Subsequent requests target the same upload resource, instead of targeting
a separate temporary resource in progress. This results is some seriously
confused semantics when the client ends with a DELETE targeting the resource
for uploading.

Changing the semantics of an existing method using a header field is only
interoperable if the new field can be ignored. That is not the case here
for a DELETE on the process URI.

Likewise, not targeting by resource (URI) interferes with resource-based
access control and authorization, and fails to distinguish between uploads
where the user agent knows where to PUT the data and those where the
user agent is asking the server to choose where to POST the data.

For example, what happens when the server includes multiple
user-authenticated subtrees and this user is only authorized to upload
to some of them?

A simple fix is to send the initial upload as a PUT (to a target URI for
the completed upload) or as a POST (to clearly allow the server to select
a destination). The server can indicate that it supports continuation by
providing a temporary URI in a 1xx response. This new target is essentially
a buffer with a URI. The client can then monitor/continue requests on the
new URI, cancel by sending DELETE to that new URI, or finalize the upload
by sending some final metadata (e.g., DIgest) to that new URI. Once final
(either my completing the original request or receiving a finalized on the
temporary URI, the server can move the received data to where the client
indicated and delete the temporary URI.

The temporary URI is the token -- there is no need for a separate identifier,
unless you want to recover from missed responses (i.e., be able to repeat
the same request multiple times and let the server decide when it was
already done, for which a general request-id would be more appropriate).

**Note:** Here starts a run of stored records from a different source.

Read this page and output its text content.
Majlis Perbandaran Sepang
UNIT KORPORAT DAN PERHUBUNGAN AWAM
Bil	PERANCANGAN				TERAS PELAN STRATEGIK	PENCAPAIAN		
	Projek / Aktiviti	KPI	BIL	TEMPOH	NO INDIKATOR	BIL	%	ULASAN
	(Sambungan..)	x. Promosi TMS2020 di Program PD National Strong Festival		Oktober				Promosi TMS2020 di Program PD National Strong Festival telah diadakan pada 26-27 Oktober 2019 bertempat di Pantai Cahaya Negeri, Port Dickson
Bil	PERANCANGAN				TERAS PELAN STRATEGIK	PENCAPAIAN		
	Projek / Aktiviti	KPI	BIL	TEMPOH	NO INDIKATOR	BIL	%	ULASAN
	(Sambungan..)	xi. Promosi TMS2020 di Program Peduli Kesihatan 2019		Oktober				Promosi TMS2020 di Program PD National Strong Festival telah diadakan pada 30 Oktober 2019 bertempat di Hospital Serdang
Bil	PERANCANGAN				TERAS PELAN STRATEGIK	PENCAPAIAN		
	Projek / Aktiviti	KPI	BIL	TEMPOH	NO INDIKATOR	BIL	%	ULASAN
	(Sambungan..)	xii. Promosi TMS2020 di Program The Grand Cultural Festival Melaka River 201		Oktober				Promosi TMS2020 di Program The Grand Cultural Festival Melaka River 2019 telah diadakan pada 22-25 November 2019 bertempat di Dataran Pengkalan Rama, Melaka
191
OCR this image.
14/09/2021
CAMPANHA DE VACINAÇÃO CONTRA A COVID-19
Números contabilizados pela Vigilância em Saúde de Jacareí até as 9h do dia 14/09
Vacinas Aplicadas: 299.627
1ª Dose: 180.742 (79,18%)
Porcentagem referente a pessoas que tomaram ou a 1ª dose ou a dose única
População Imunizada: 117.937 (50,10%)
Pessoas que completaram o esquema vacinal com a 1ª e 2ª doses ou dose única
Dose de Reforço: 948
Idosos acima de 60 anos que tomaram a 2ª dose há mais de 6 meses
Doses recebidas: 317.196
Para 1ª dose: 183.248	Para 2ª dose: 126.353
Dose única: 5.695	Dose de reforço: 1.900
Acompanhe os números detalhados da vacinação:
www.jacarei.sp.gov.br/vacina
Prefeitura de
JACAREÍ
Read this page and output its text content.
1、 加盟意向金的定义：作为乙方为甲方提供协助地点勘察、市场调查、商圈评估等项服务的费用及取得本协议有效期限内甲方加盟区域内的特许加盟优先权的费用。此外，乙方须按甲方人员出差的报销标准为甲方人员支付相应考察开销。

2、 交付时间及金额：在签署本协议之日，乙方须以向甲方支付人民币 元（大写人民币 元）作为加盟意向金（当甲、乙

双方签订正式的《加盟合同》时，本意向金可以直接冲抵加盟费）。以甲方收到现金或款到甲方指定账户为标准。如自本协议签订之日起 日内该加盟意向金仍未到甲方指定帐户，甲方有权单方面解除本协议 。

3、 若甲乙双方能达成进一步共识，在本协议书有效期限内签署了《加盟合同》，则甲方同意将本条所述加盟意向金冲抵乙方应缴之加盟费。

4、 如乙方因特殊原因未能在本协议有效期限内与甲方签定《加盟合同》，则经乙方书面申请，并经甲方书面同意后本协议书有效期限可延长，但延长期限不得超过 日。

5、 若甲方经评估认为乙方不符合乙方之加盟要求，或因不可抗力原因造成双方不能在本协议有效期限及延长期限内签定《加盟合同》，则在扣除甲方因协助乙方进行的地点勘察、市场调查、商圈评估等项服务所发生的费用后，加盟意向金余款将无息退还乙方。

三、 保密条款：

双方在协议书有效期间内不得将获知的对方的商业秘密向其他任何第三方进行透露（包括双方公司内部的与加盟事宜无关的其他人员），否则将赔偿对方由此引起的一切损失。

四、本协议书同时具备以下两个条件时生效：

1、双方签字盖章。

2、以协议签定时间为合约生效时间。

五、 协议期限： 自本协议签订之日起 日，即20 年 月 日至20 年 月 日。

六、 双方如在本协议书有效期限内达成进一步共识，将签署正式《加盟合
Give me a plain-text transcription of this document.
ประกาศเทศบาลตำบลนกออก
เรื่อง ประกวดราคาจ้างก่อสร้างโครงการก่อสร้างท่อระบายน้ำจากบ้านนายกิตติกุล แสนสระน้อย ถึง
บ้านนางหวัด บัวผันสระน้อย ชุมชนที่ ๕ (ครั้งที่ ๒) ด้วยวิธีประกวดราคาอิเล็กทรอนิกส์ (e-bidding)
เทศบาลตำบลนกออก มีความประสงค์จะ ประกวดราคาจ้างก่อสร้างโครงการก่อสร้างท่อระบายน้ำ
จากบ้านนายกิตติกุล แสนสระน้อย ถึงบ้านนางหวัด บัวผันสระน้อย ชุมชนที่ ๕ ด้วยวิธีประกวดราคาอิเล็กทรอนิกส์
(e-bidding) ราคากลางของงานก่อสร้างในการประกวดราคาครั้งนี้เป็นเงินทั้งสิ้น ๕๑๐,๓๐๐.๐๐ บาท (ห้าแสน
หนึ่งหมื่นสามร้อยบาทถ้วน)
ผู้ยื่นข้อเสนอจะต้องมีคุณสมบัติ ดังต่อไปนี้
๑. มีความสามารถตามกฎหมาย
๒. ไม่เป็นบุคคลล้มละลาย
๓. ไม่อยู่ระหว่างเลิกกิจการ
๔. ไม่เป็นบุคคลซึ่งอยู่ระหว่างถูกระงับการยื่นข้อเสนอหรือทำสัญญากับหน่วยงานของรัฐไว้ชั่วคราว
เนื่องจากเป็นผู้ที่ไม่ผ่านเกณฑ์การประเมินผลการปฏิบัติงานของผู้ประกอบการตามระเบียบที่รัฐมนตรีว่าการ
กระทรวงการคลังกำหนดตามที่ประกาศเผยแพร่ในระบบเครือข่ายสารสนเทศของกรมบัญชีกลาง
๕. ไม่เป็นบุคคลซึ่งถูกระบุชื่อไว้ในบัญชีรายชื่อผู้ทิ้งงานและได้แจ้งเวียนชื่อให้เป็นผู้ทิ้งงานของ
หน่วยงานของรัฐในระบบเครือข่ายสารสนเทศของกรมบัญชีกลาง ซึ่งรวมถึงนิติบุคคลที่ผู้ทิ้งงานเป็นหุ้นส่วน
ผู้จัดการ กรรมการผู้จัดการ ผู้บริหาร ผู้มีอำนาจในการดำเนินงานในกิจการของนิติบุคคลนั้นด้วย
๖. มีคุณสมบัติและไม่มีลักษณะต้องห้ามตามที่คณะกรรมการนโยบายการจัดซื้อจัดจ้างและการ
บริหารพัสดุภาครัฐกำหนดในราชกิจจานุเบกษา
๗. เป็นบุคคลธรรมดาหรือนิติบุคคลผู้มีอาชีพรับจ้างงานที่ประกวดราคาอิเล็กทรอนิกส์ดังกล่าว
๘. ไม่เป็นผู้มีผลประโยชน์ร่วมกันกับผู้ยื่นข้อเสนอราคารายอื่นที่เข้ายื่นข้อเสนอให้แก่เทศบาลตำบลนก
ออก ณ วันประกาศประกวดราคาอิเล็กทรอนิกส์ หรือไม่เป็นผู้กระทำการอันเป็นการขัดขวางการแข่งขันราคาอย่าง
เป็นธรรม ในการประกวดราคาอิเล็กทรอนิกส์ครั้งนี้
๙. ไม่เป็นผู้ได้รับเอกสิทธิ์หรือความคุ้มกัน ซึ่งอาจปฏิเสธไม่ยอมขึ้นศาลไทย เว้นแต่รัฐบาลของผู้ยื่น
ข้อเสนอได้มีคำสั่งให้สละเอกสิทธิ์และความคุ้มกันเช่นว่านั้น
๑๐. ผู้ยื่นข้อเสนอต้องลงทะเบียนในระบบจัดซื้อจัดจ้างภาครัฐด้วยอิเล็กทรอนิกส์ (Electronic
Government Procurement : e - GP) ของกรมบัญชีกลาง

Furthermore, the above can be generalized to more useful cases where
very large uploads are needed in practice. All of the ones that I have seen
deployed for real reasons have been to solve load/scale/speed problems
elsewhere in a chain of intermediaries, not just to send a very large file
to an HTTP origin server (which the vast majority of servers can handle
just fine with HTTP/1.1 over TCP).

For example, sending terabytes of data to S3 in parallel uploads to
multiple services that are then reassembled within AWS. This requires a
design where the user agent requests instruction on how/where to upload
each part in parallel and the server reconstitutes the data upon receiving
finalization of every part. IOW, the initial method with Expect and a field
indicating how large the upload will be, resulting in a 1xx/3xx list of
temporary target URIs (or URI templates) selected by the server,
potentially on different origins, where each indicated range can be
resumably-uploaded in parallel and then finalized.

Note that, if you stick with HTTP semantics and URIs as identifiers, the
complex use case is just a generalization of the smaller case.

Cheers,

....Roy
Received on Friday, 1 April 2022 17:30:47 UTC